Cruz Pedro, Meireles Ana M, Santos Marina, Rodrigues Maria R
Medical Oncology, Portuguese Oncology Institute of Porto, Porto, PRT.
Hematological Oncology, Portuguese Oncology Institute of Porto, Porto, PRT.
Cureus. 2024 Feb 28;16(2):e55144. doi: 10.7759/cureus.55144. eCollection 2024 Feb.
The coronavirus disease 2019 (COVID-19) pandemic favors cognitive biases such as anchoring and availability biases. The first refers to overvaluing some of the initial information and establishing a diagnosis too early, with resistance to future adjustments. The latter happens when diagnoses more frequently considered are regarded as more common in reality. This case, in which the correct diagnosis was delayed due to these biases, highlights the need to remain aware of them as a means toward timely diagnosis and therapeutic success of pneumonia cases. An 84-year-old woman presented with a mild non-productive cough for two months and fever. She had a history of breast carcinoma treated with radiotherapy in the previous year. Computerized tomography (CT) showed extensive bilateral consolidation foci with ground-glass-opacification areas and bilateral pleural effusion, CO-RADS 3. COVID-19 with bacterial superinfection was suspected and levofloxacin was initiated. Nasopharyngeal swab polymerase chain reaction (PCR) was carried out three times, always negative for SARS-CoV-2. As the patient remained with fever and cough, the antibiotic was escalated to piperacillin/tazobactam and then to meropenem/vancomycin. She underwent bronchofibroscopy and alveolar lavage, with negative SARS-CoV-2 PCR. The re-evaluation CT scan maintained bilateral consolidations, with an aerial bronchogram. The biopsy of pulmonary consolidation allowed the diagnosis of radiation-induced organizing pneumonia. Prednisolone was initiated and achieved clinical remission and radiological improvement. This case highlights the need to remain aware of cognitive biases both when COVID-19 is suspected or ruled out and to consider other diagnoses when there is a lack of therapeutic response.
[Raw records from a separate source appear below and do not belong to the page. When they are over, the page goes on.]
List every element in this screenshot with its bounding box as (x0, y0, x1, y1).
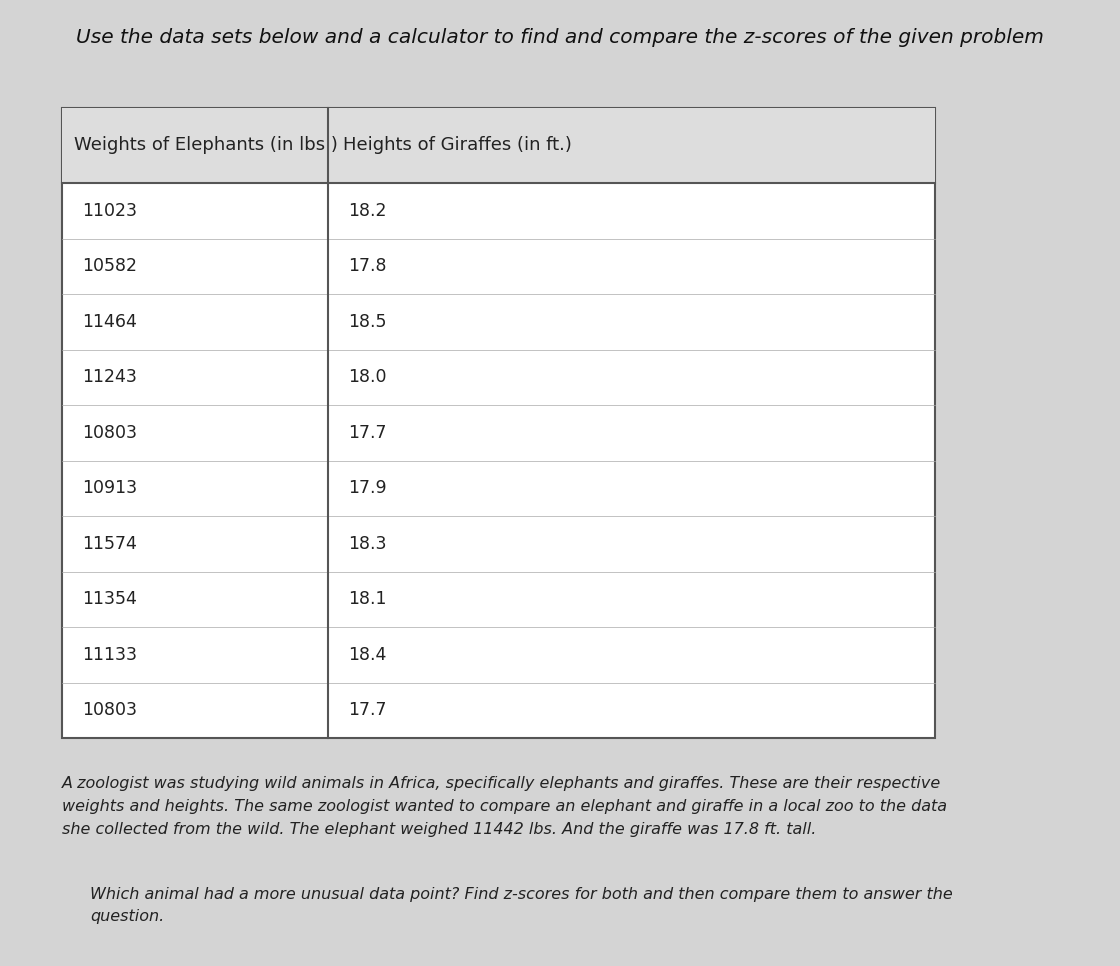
Text: 17.7: 17.7 (348, 701, 386, 720)
Text: Use the data sets below and a calculator to find and compare the z-scores of the: Use the data sets below and a calculator… (76, 28, 1044, 47)
Text: 11243: 11243 (82, 368, 137, 386)
Bar (328, 108, 935, 183)
Text: 10582: 10582 (82, 257, 137, 275)
Text: 11354: 11354 (82, 590, 137, 609)
Text: 18.2: 18.2 (348, 202, 386, 219)
Text: 17.8: 17.8 (348, 257, 386, 275)
Text: 11574: 11574 (82, 535, 137, 553)
Text: 18.5: 18.5 (348, 313, 386, 330)
Text: Weights of Elephants (in lbs.): Weights of Elephants (in lbs.) (74, 136, 338, 155)
Text: 10803: 10803 (82, 701, 137, 720)
Text: 18.4: 18.4 (348, 645, 386, 664)
Text: Which animal had a more unusual data point? Find z-scores for both and then comp: Which animal had a more unusual data poi… (90, 887, 953, 902)
Text: 17.7: 17.7 (348, 424, 386, 441)
Text: 18.0: 18.0 (348, 368, 386, 386)
Text: A zoologist was studying wild animals in Africa, specifically elephants and gira: A zoologist was studying wild animals in… (62, 776, 941, 791)
Text: 10803: 10803 (82, 424, 137, 441)
Text: 11464: 11464 (82, 313, 137, 330)
Text: Heights of Giraffes (in ft.): Heights of Giraffes (in ft.) (343, 136, 572, 155)
Text: 17.9: 17.9 (348, 479, 386, 497)
Text: 11133: 11133 (82, 645, 137, 664)
Text: she collected from the wild. The elephant weighed 11442 lbs. And the giraffe was: she collected from the wild. The elephan… (62, 822, 816, 837)
Text: 10913: 10913 (82, 479, 137, 497)
Text: question.: question. (90, 909, 165, 924)
Bar (62, 108, 328, 183)
Text: weights and heights. The same zoologist wanted to compare an elephant and giraff: weights and heights. The same zoologist … (62, 799, 948, 814)
Text: 11023: 11023 (82, 202, 137, 219)
Text: 18.3: 18.3 (348, 535, 386, 553)
Bar (62, 108, 935, 738)
Text: 18.1: 18.1 (348, 590, 386, 609)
2019年冠状病毒病(COVID-19)大流行助长了诸如锚定偏差和可得性偏差等认知偏差。前者是指高估一些初始信息并过早做出诊断,且抗拒未来的调整。后者是指当更常被考虑的诊断在现实中被视为更常见时发生的情况。本病例中,由于这些偏差导致正确诊断延迟,凸显了需要意识到这些偏差,将其作为实现肺炎病例及时诊断和治疗成功的一种手段。一名84岁女性出现轻度干咳两个月并伴有发热。她有乳腺癌病史,前一年接受过放疗。计算机断层扫描(CT)显示双侧广泛实变灶,伴有磨玻璃影区域和双侧胸腔积液,CO-RADS 3级。怀疑为COVID-19合并细菌重叠感染,开始使用左氧氟沙星。鼻咽拭子聚合酶链反应(PCR)进行了三次,SARS-CoV-2检测均为阴性。由于患者仍有发热和咳嗽,抗生素升级为哌拉西林/他唑巴坦,然后升级为美罗培南/万古霉素。她接受了支气管纤维镜检查和肺泡灌洗,SARS-CoV-2 PCR检测为阴性。复查CT扫描显示双侧实变仍存在,伴有空气支气管征。肺部实变活检确诊为放射性肺炎。开始使用泼尼松龙,实现了临床缓解和影像学改善。本病例凸显了在怀疑或排除COVID-19时以及在缺乏治疗反应时考虑其他诊断时,都需要意识到认知偏差。